11.09.2003: - Nr. 3 - Der zweite Verhandlungstag

  
 

Wissen Sie, was 'expliziter Konsens' heisst?

WEED-News zur 5. WTO-Ministerkonferenz in Cancún

Inhalt:

  1. Der Konflikt um die "New Issues" kocht langsam hoch... - Gibt es doch
  2. noch Hoffnung auf ein Scheitern der ,New Issues'? Bericht von Peter Fuchs
  3. GATS oder wie ein Investitionsabkommen "geleakt" wurde. Bericht von Nicola Sekler

1. Der Konflikt um die "New Issues" kocht langsam hoch...

Gibt es doch noch Hoffnung auf ein Scheitern der "New Issues"?

von Peter Fuchs.

Nachdem der erste Verhandlungstag in Cancún vom Agrarthema dominiert war, haben heute auf einer aufsehenerregenden Pressekonferenz im Kongresszentrum von Cancún ca. 70 Entwicklungsländer dem EU-Anliegen eines Verhandlungsbeginns zu den so genannten "Singapur-Themen" eine deutliche Absage erteilt. Somit liegt jetzt auch in diesem zweiten "heissen" Themenbereich von Cancún der Nord-Sued-Konflikt sehr deutlich auf dem Tisch.

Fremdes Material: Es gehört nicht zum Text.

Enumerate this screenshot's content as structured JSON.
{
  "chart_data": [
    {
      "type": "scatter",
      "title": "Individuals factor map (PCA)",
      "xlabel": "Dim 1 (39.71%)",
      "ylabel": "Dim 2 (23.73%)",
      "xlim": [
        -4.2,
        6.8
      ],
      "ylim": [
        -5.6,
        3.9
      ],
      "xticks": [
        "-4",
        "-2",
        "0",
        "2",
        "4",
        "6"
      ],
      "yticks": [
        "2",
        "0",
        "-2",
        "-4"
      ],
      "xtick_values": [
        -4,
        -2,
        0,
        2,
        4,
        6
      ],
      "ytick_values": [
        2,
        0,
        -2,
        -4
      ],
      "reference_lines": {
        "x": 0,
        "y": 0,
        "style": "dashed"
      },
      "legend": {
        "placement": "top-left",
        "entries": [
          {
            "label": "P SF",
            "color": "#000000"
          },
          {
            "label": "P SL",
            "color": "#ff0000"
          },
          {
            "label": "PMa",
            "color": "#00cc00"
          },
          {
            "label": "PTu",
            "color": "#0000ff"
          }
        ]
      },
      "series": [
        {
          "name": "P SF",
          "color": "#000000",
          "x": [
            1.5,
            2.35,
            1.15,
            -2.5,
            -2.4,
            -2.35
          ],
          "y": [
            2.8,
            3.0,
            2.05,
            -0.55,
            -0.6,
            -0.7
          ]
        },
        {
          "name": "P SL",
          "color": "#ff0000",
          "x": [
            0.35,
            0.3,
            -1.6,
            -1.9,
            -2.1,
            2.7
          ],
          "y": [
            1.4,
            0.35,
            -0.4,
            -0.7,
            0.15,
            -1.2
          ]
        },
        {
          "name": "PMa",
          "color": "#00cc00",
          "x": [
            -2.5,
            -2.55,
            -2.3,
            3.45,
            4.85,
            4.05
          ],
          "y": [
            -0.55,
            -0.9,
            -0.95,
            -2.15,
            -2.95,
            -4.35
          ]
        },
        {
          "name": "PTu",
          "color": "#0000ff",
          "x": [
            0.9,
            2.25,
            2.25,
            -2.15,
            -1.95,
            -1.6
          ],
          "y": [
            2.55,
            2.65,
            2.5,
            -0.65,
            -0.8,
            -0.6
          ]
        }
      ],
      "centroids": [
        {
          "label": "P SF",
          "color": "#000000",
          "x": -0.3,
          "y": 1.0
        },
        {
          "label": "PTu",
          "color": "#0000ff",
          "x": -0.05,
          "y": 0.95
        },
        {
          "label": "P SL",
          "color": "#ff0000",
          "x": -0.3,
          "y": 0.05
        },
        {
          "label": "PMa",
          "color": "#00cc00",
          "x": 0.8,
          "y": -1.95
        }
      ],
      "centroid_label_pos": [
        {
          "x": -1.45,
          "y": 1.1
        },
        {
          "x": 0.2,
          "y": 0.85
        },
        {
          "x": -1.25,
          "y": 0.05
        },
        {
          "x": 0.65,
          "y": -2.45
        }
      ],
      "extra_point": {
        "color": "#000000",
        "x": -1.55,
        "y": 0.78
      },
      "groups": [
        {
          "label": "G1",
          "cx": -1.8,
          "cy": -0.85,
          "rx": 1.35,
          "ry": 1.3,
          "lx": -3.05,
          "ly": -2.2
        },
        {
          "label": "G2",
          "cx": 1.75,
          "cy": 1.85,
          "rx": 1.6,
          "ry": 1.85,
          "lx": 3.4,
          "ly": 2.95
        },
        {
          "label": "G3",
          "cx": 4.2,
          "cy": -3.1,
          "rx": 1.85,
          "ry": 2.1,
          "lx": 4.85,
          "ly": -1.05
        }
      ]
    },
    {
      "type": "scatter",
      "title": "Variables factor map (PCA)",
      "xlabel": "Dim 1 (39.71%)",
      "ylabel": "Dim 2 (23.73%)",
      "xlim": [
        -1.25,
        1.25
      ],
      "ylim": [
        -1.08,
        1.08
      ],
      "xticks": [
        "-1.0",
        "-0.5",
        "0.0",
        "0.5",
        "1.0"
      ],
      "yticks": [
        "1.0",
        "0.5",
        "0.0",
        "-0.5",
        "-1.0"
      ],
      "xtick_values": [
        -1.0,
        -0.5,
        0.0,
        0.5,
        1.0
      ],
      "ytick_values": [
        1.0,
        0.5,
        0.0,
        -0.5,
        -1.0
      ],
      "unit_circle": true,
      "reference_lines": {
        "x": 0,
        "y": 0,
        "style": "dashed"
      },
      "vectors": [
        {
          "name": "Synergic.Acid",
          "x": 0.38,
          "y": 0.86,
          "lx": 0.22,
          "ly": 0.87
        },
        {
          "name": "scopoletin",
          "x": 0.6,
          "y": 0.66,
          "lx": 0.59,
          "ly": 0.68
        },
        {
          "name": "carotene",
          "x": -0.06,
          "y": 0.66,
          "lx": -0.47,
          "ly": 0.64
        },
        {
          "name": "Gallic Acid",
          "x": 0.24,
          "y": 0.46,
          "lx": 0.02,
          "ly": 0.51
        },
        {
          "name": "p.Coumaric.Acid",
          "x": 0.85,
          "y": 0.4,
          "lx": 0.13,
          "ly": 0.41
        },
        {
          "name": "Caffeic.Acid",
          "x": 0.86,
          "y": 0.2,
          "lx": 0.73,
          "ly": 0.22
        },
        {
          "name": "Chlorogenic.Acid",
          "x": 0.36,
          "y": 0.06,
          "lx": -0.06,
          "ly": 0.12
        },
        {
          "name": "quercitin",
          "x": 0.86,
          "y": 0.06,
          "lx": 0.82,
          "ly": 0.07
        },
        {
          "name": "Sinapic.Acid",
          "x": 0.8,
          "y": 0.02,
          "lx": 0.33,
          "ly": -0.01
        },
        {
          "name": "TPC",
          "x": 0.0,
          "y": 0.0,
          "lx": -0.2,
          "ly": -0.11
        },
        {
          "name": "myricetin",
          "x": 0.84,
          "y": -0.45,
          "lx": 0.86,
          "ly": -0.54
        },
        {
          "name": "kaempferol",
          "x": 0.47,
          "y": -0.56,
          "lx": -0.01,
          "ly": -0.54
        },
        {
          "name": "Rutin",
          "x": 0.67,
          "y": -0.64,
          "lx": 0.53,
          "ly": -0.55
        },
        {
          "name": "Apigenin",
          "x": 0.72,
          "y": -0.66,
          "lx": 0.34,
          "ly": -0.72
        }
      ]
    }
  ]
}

Die Handelsministerin von Malaysia, Frau Rafidah Aziz, trat zusammen mit einigen weiteren Ministern aus Entwicklungsländern vor einen uebervollen Raum im Konferenzzentrum von Cancún und stellte in sehr entschlossenen Worten eine Erklaerung der folgenden WTO-Mitglieder vor: Bangladesh (im Namen der LDCs), Botswana, China, Kuba, Aegypten, Indien, Indonesien, Jamaika (im Namen der Caribbean Community), Kenia, Malaysia, Nigeria, Philippinen, Tansania, Venezuela, Sambia und Simbabwe. In der kurzen gemeinsamen Erklaerung dieser Laender wird mitgeteilt, dass sie sich am 10.9.03 zur Diskussion der vier Singapur-Themen getroffen haetten. Dabei haetten sie ihre Sorge vor den Folgen multilateraler Regeln zu den ,New Issues' fuer ihre inlaendische Politik ausgedrueckt und festgestellt, dass sie die Implikationen neuer WTO-Regeln zu den Themen Investitionen, Wettbewerb, oeffentliches Beschaffungswesen und Handelserleichterung noch nicht umfassend analysiert und voellig verstanden haben. Ferner heisst es: "Viele Entwicklungslaender haben nicht die Kapazitaet, die Verpflichtungen, die aus solchen neuen multilateralen Regeln erwachsen, umzusetzen. Ferner gibt es Zweifel an den Vorteilen von WTO-Regelwerken zu den ,New Issues'. Somit gibt es keinen expliziten Konsens ueber den Beginn von Verhandlungen ueber Modalitaeten." Fuer die Abschlusserklaerung schlaegt die Gruppe der Entwicklungslaender daher eine Formulierung vor, die eine Fortsetzung des Klaerungs- und Diskussionsprozesses in der WTO vorsieht - aber eben nicht (!) die Aufnahme von Verhandlungen.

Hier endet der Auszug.